Más bien anocheciendo pero aún con la justa iluminación natural como para poder distinguir siluetas sin necesidad de la artificial. El viento, del tiempo si fuera líquido, lo suficientemente poderoso como para apartarme los mechones de mi cara quemada. A mi alrededor, áreas de tierra y otras de cubiertas de hierba, que no césped (esta era silvestre, brotando donde le complacía, unas veces alta y otras escasa). También había árboles raquíticos y desnudos a pesar de ser finales de primavera o de verano; dudo entre las dos. Detrás de mí, quizás una bici oxidada, un cobertizo convertido en un baño improvisado, unas vigas de aluminio y un cerco con gallinas y sus pollitos.
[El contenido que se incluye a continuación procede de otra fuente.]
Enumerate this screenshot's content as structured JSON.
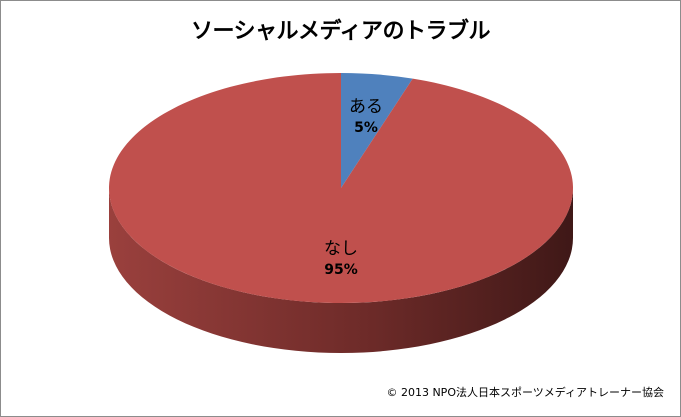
{
  "chart_data": {
    "type": "pie",
    "title": "ソーシャルメディアのトラブル",
    "categories": [
      "ある",
      "なし"
    ],
    "values": [
      5,
      95
    ],
    "labels": [
      "5%",
      "95%"
    ],
    "colors": {
      "ある": "#4f81bd",
      "なし": "#c0504d",
      "なし_side_dark": "#3f1817",
      "なし_side_light": "#9a403d",
      "ある_side": "#36598a"
    },
    "style": "3d-pie",
    "legend": "none"
  },
  "footer": {
    "copyright": "© 2013 NPO法人日本スポーツメディアトレーナー協会"
  }
}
Un perro vagaba por ahí y algún que otro insecto trepaba por mis deportivas.
Mis primos y los primos de mis primos me buscaban en el escondite y mientras tanto yo esperaba ser descubierta lo más tarde posible para gozar un poquito más de esa sensación; miraba la línea que separaba el azulón del cielo y el verde de la llanura. Nunca veía un horizonte tan bonito como el del campo (exceptuando el de la playa).
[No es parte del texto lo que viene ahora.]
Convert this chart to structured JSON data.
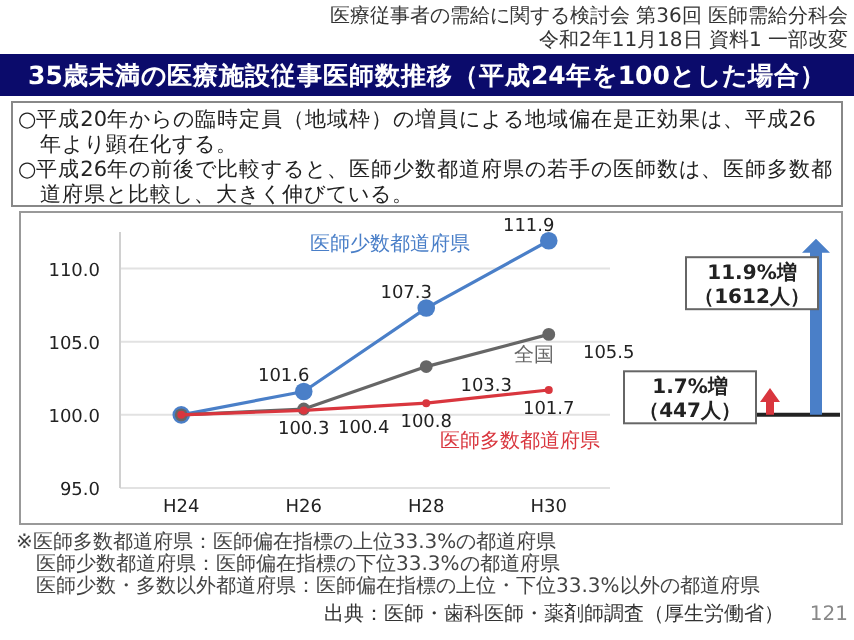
{
  "chart_data": {
    "type": "line",
    "title": "35歳未満の医療施設従事医師数推移（平成24年を100とした場合）",
    "subtitle": "○平成20年からの臨時定員（地域枠）の増員による地域偏在是正効果は、平成26年より顕在化する。\n○平成26年の前後で比較すると、医師少数都道府県の若手の医師数は、医師多数都道府県と比較し、大きく伸びている。",
    "categories": [
      "H24",
      "H26",
      "H28",
      "H30"
    ],
    "series": [
      {
        "name": "医師少数都道府県",
        "color": "#4a7fc8",
        "values": [
          100,
          101.6,
          107.3,
          111.9
        ],
        "value_labels": [
          null,
          "101.6",
          "107.3",
          "111.9"
        ]
      },
      {
        "name": "全国",
        "color": "#666666",
        "values": [
          100,
          100.4,
          103.3,
          105.5
        ],
        "value_labels": [
          null,
          "100.4",
          "103.3",
          "105.5"
        ]
      },
      {
        "name": "医師多数都道府県",
        "color": "#d9363e",
        "values": [
          100,
          100.3,
          100.8,
          101.7
        ],
        "value_labels": [
          null,
          "100.3",
          "100.8",
          "101.7"
        ]
      }
    ],
    "ylim": [
      95,
      112.5
    ],
    "yticks": [
      {
        "value": 95,
        "label": "95.0"
      },
      {
        "value": 100,
        "label": "100.0"
      },
      {
        "value": 105,
        "label": "105.0"
      },
      {
        "value": 110,
        "label": "110.0"
      }
    ],
    "grid": "y",
    "marker": "circle",
    "annotations": [
      "医療従事者の需給に関する検討会 第36回 医師需給分科会",
      "令和2年11月18日 資料1 一部改変",
      "11.9%増（1612人）",
      "1.7%増（447人）",
      "※医師多数都道府県：医師偏在指標の上位33.3%の都道府県",
      "医師少数都道府県：医師偏在指標の下位33.3%の都道府県",
      "医師少数・多数以外都道府県：医師偏在指標の上位・下位33.3%以外の都道府県",
      "出典：医師・歯科医師・薬剤師調査（厚生労働省）",
      "121"
    ]
  }
}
Me puse la chaqueta que llevaba atada a la cadera como hago cuando me siento sobrecogida y apoyé el mentón sobre las rodillas, quedándome así hasta que escuchaba el cambio de turno de las chicharras con los grillos. Me gustan más estos últimos; mi padre me dijo una vez que mi abuelo le contó que ese sonido provenía de las estrellas y desde entonces me gusta creer que escucho sus cantos.
La yerba entre mis dedos haciendo trencitas con ella y la vista puesta al frente con la mente en blanco… eso era disfrutar de lo que me ofrecía la naturaleza.
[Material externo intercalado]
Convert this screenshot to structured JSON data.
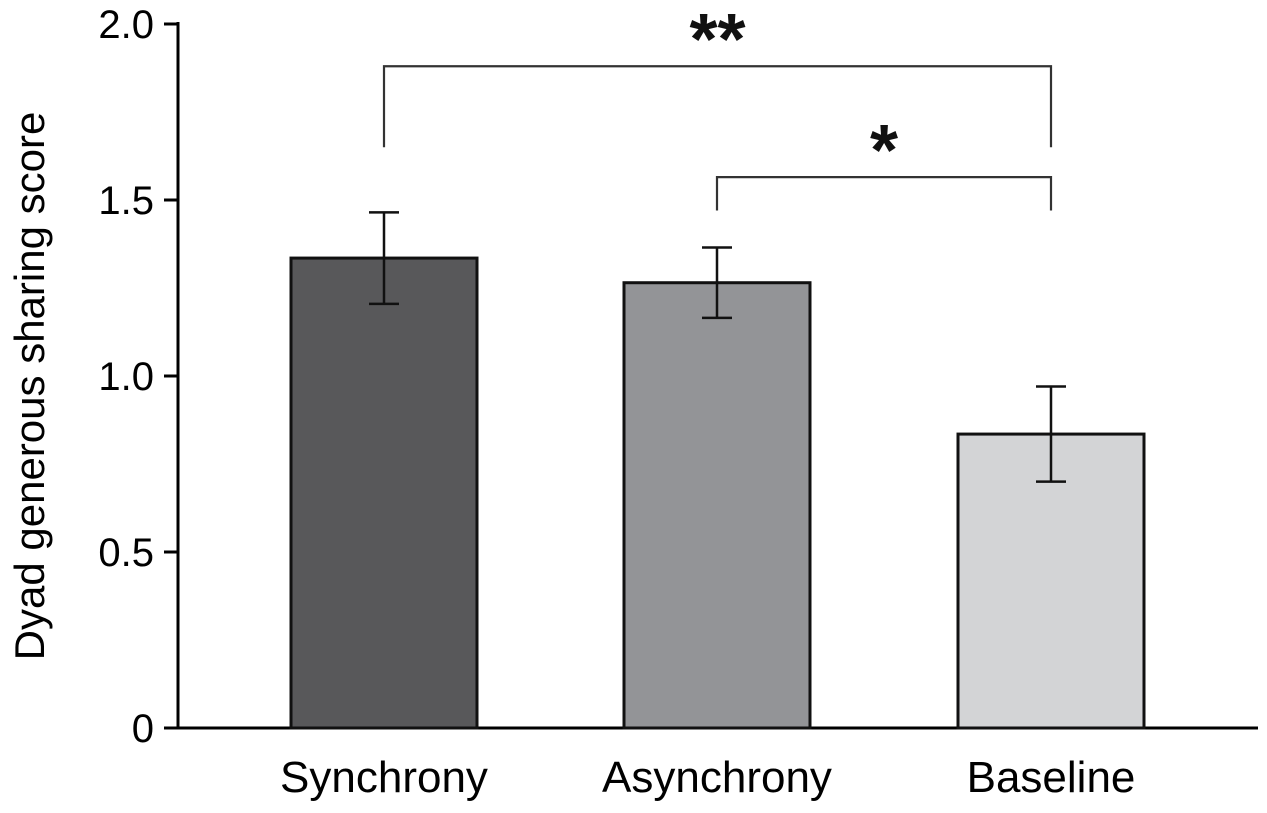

Sabía que cuando me encontraran nos iríamos a cenar chuletas a la parrilla sentados en unos troncos a modo de banco, cercanos al calorcito del fuego, cuya rojiza luz nos ambientaba para contarnos historias de miedo hasta llegar a creérnoslas. Eso me encantaba. Al fin y al cabo, éramos niños y solo bastaba que imaginásemos que la piedra de mi anillo bisutero hubiera cambiado de color para poner cara de misterio y gritarnos que era mágico.
Los padres iban llegando para recogernos; nos reclamaban con el único propósito de avisarnos de que ya nos quedaba poco para aprovechar, porque en realidad comenzaban una conversación de tiempo indefinido hasta que ya no tenían nada más de que contarse e iban a buscar a los que siempre teníamos algo sobre qué fantasear, algo a lo que jugar o alguien con quien disfrutar.
Yo por entonces tenía seis años, era hija única y sabía saborear momentos tan especiales para mí como sentir el viento fresco del campo con mis primos al lado y una chuleta calentita en mi mano.
Ahora que me siento reconfortada, me voy a acostar. Mañana lo pasaré a ordenador."